Beautifully observed & intensely moving, this bio-pic of folk song legend Woody Guthrie may be the only Hollywood film to give its director of photography a first-position solo title card in the opening credits. A distinction well-earned by Haskell Wexler whose dusty skies and low-yellow lighting scale capture the mid-‘30s Depression era in all its terrible beauty. And that’s merely the start of this unusual film’s achievements charting the early hard-scrabble arc of Guthrie’s days on the road, quitting a Texas town crushed by winds both natural & economic to tramp West only to find an equally depressed California where he’ll stumble upon fame & a measure of immortality balladeering for the union man. Everyone involved is at their best here, with director Hal Ashby showing quiet authority at a steady measured pace, beautifully coordinated with David Carradine’s casual command as the caustic & caring Woody Guthrie. Without skimping on ornery stubbornness, wanderlust & womanizing, Carradine, in the role of lifetime, goes all Gary Cooper to fine effect, long, lean, full-lipped. The narrative structure goes a bit limp looking for dramatic resolution over Guthrie’s refusal to compromise principles.

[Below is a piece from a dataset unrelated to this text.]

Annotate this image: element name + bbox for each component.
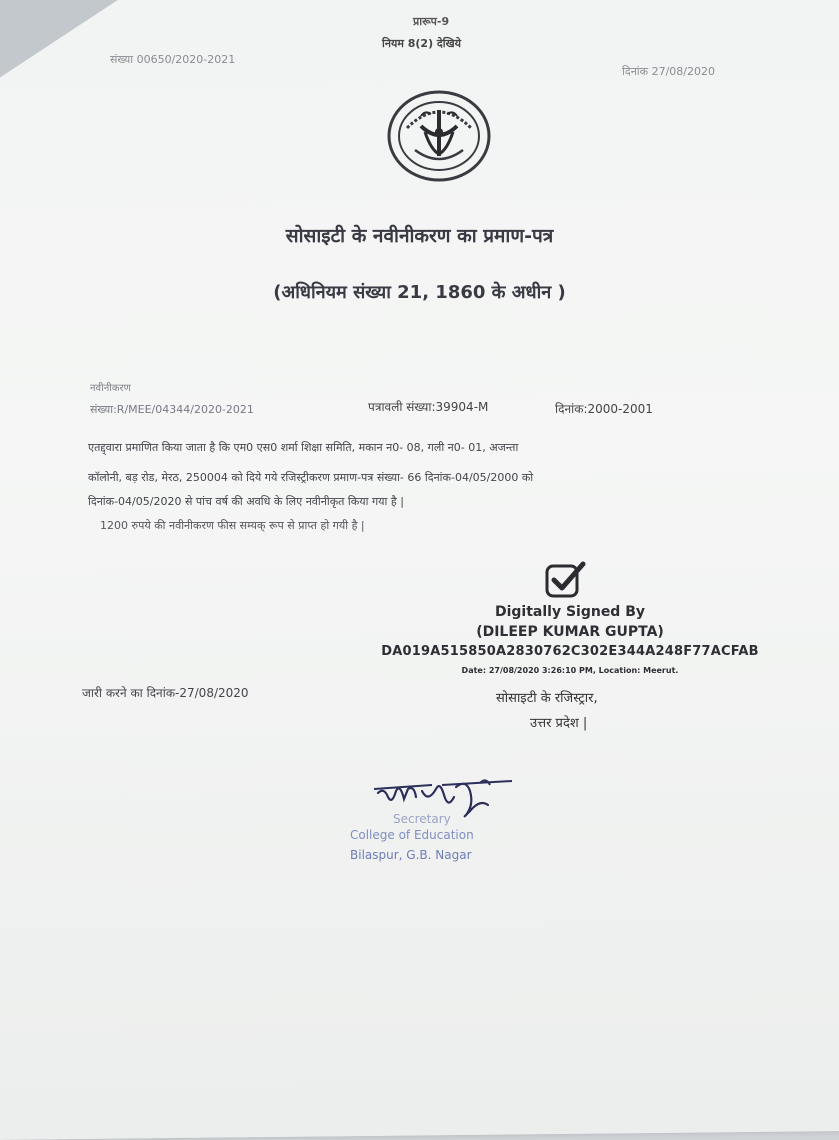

But so much is perfectly caught, it’d be plumb capitalistically greedy to ask for more. Woody would have urged us to share the wealth. Watch out for an early magnificent dust storm effect making its terrifying way into town (presumably a matte effect via Albert Whitlock) and for some pioneering steady-can work during a drive thru a California Workers Camp. NOTE: A new remastering on Twilight Time is sure to improve on the old, barely adequate M-G-M disc.
DOUBLE-BILL: John Ford’s THE GRAPES OF WRATH/’40, with David Carradine’s father John in a major role, is an obvious influence; so too Frank Capra’s MR. DEEDS GOES TO TOWN for likely role-model Gary Cooper.
SCREWY THOUGH OF THE DAY: Even with multiple Oscar noms(6) & wins(2), GLORY was largely overlooked. Check out the earnestly awful trailer to see what scared people off. Poster’s pretty lousy, too.